At around seven or so, the men gather in the hall with leaves from 5 different trees piled up in the corner. These being ಕುಂಬಳ ಮರ ( Gmelina arborea), ಮಾವಿನ ಮರ ( Mangifera indica), ಕಾಡುಗೇರದ ಮರ ( Terminalia catappa),  ಹಲಸಿನ ಮರ ( Artocarpus heterophyllus), and ಅರಳಿ ಮರ ( Ficus religiosa). The men sit on the mat clad floor and take up each of the 5 types of leaves and place them on top of another in the very same order. The stack of leaves is rolled into a pipe-like hollow structure and tied with a fiber strand from ಅಚ್ಚಿನ ಮರ ( called Nere). The stalk of paddy that will be harvested later is put in the very same.

The very first ritual of harvesting takes place in the Igguthappa temple. An astrologer is called from Kerala to decide the timings of Huttari, which does not have a particular date. But is always followed by Onam. The date is announced all throughout Kodagu for the festival to commence and also the timings for the main ritual. Back in the days, it was said that the people were restricted from hunting at this time.

Based on the timings provided, the family members gather around the Pooja room and pray to goddess Laxmi for prosperity. They take the blessings of the elders and move to the fields. Chants of Pole Pole Baa ( Pole: Goddess Laxmi and Baa: A gesture of calling), loud crackers, and gunshots are high in the air. Women hold lamps on plates of bell metal while the eldest man holds a bamboo traditional container called guthhi. The place where the stalks are to be cut would be decorated with banana trees and flower garlands. Some also chant songs and play traditional drums on the way. The eldest person or Pattedhara of the family cuts the stocks of paddy necessary for the pooja while the others chant in bliss. This is the tradition of bringing along Goddess Laxmi, home.

 

Image source : News karnataka

The stacks of paddy is distributed to the family members. They are put inside the Nere and tightened. This is tied to the pillars of the house, the gun, the Pooja rooms, vehicles etc., in the belief that the goddess lives in all the corners of the house.

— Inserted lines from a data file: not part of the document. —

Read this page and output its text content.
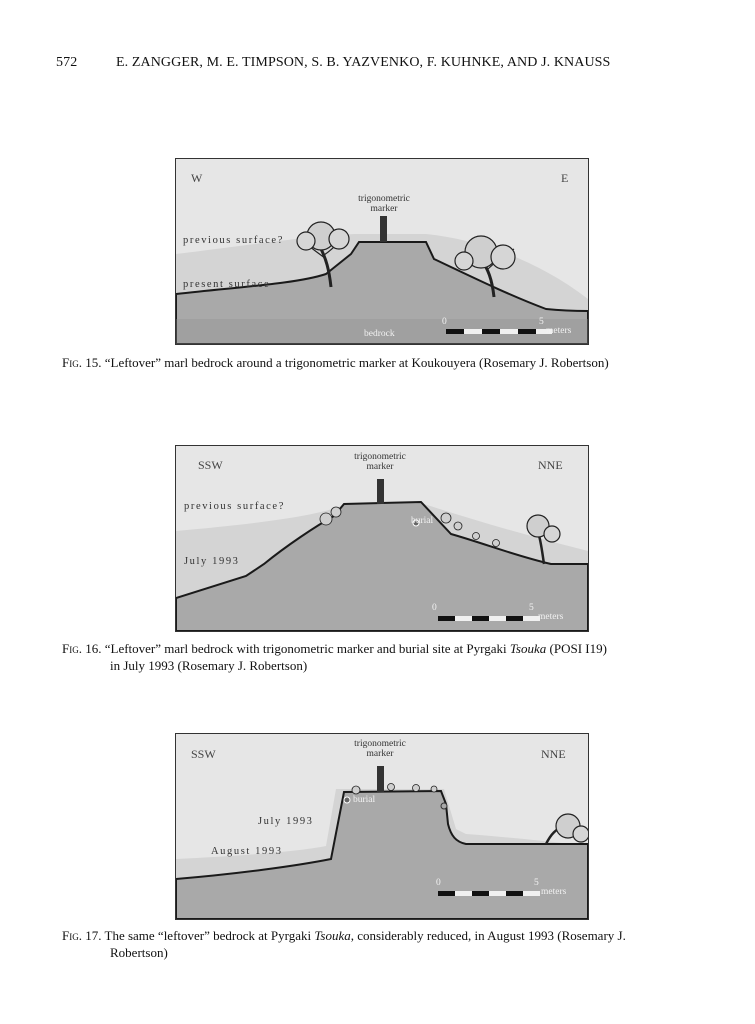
572	E. ZANGGER, M. E. TIMPSON, S. B. YAZVENKO, F. KUHNKE, AND J. KNAUSS
W	E
trigonometric
marker
previous surface?
present surface
bedrock
0	5
meters
Fig. 15. “Leftover” marl bedrock around a trigonometric marker at Koukouyera (Rosemary J. Robertson)
SSW	NNE
trigonometric
marker
previous surface?
July 1993
burial
0	5
meters
Fig. 16. “Leftover” marl bedrock with trigonometric marker and burial site at Pyrgaki Tsouka (POSI I19)
in July 1993 (Rosemary J. Robertson)
SSW	NNE
trigonometric
marker
July 1993
August 1993
burial
0	5
meters
Fig. 17. The same “leftover” bedrock at Pyrgaki Tsouka, considerably reduced, in August 1993 (Rosemary J.
Robertson)
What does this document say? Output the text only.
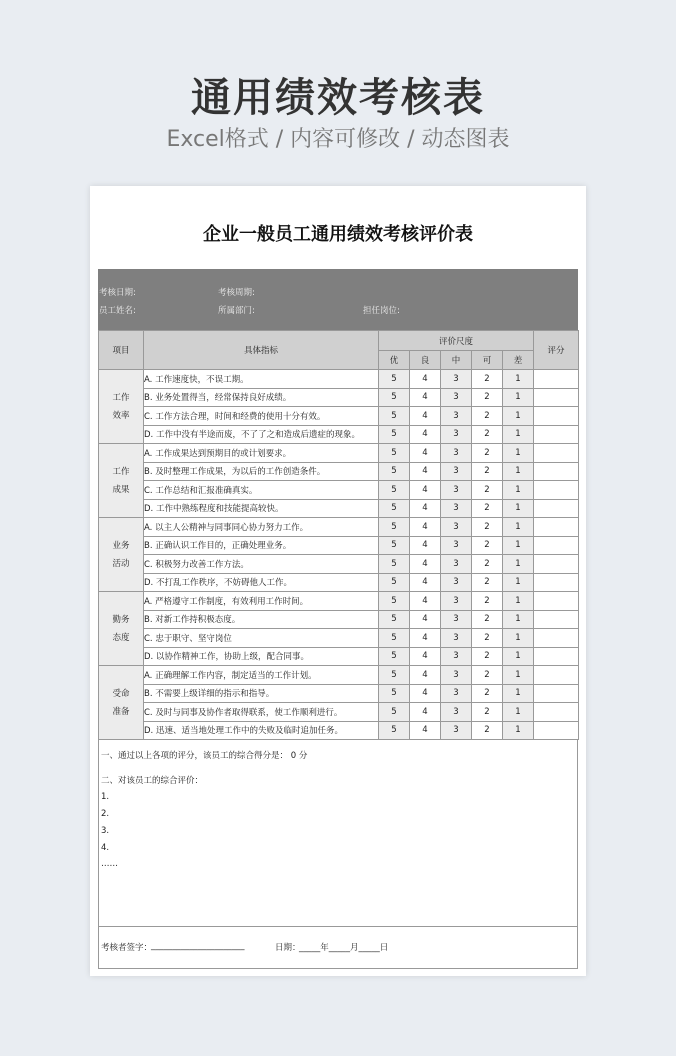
通用绩效考核表
Excel格式 / 内容可修改 / 动态图表
企业一般员工通用绩效考核评价表
考核日期:	考核周期:
员工姓名:	所属部门:	担任岗位:
项目	具体指标	评价尺度					评分
		优	良	中	可	差	
工作
效率	A. 工作速度快，不误工期。	5	4	3	2	1	
	B. 业务处置得当，经常保持良好成绩。	5	4	3	2	1	
	C. 工作方法合理，时间和经费的使用十分有效。	5	4	3	2	1	
	D. 工作中没有半途而废，不了了之和造成后遗症的现象。	5	4	3	2	1	
工作
成果	A. 工作成果达到预期目的或计划要求。	5	4	3	2	1	
	B. 及时整理工作成果，为以后的工作创造条件。	5	4	3	2	1	
	C. 工作总结和汇报准确真实。	5	4	3	2	1	
	D. 工作中熟练程度和技能提高较快。	5	4	3	2	1	
业务
活动	A. 以主人公精神与同事同心协力努力工作。	5	4	3	2	1	
	B. 正确认识工作目的，正确处理业务。	5	4	3	2	1	
	C. 积极努力改善工作方法。	5	4	3	2	1	
	D. 不打乱工作秩序，不妨碍他人工作。	5	4	3	2	1	
勤务
态度	A. 严格遵守工作制度，有效利用工作时间。	5	4	3	2	1	
	B. 对新工作持积极态度。	5	4	3	2	1	
	C. 忠于职守、坚守岗位	5	4	3	2	1	
	D. 以协作精神工作，协助上级，配合同事。	5	4	3	2	1	
受命
准备	A. 正确理解工作内容，制定适当的工作计划。	5	4	3	2	1	
	B. 不需要上级详细的指示和指导。	5	4	3	2	1	
	C. 及时与同事及协作者取得联系，使工作顺利进行。	5	4	3	2	1	
	D. 迅速、适当地处理工作中的失败及临时追加任务。	5	4	3	2	1	
一、通过以上各项的评分，该员工的综合得分是： 0 分
二、对该员工的综合评价：
1.
2.
3.
4.
……
考核者签字：
______________________	日期：
_____年_____月_____日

People enjoy the night with rounds of traditional dances and mouthwatering food. The delicacies of great significance for the festival include Thambittu ( A sweet dish made from rice and banana), huttari genasu sambar, ginger chutney, and akki paisa ( Rice paisum). Seven grains of paddy along with seven stones are added to the paisum and thambittu. The people who get the stone in the payasam are said to have a Kallina ayasu / ಕಲ್ಲಿನ ಆಯಿಸು ( as in the person will live a long life). There is also a tradition in which the thambittu is held on a betel leaf and thrown upside to the floor of the attic, by calling out the name of the recently married bride. If the betel leaf sticks to the roof, the bride is said to love her husband.

 

Image source: News karnataka

Some families follow the tradition of singing songs about their brave ancestors and passing down stories to the next generation. Finally, all the family members gather around the Pooja room and sit for dinner. Food is served on the banana leaves by women. While the other family members enjoy the night with blissful talks and gossips left abandoned in the previous festive reunion.

And that my friends was Huttari, supposedly in a nutshell. A Merry Christmas and a happy new year!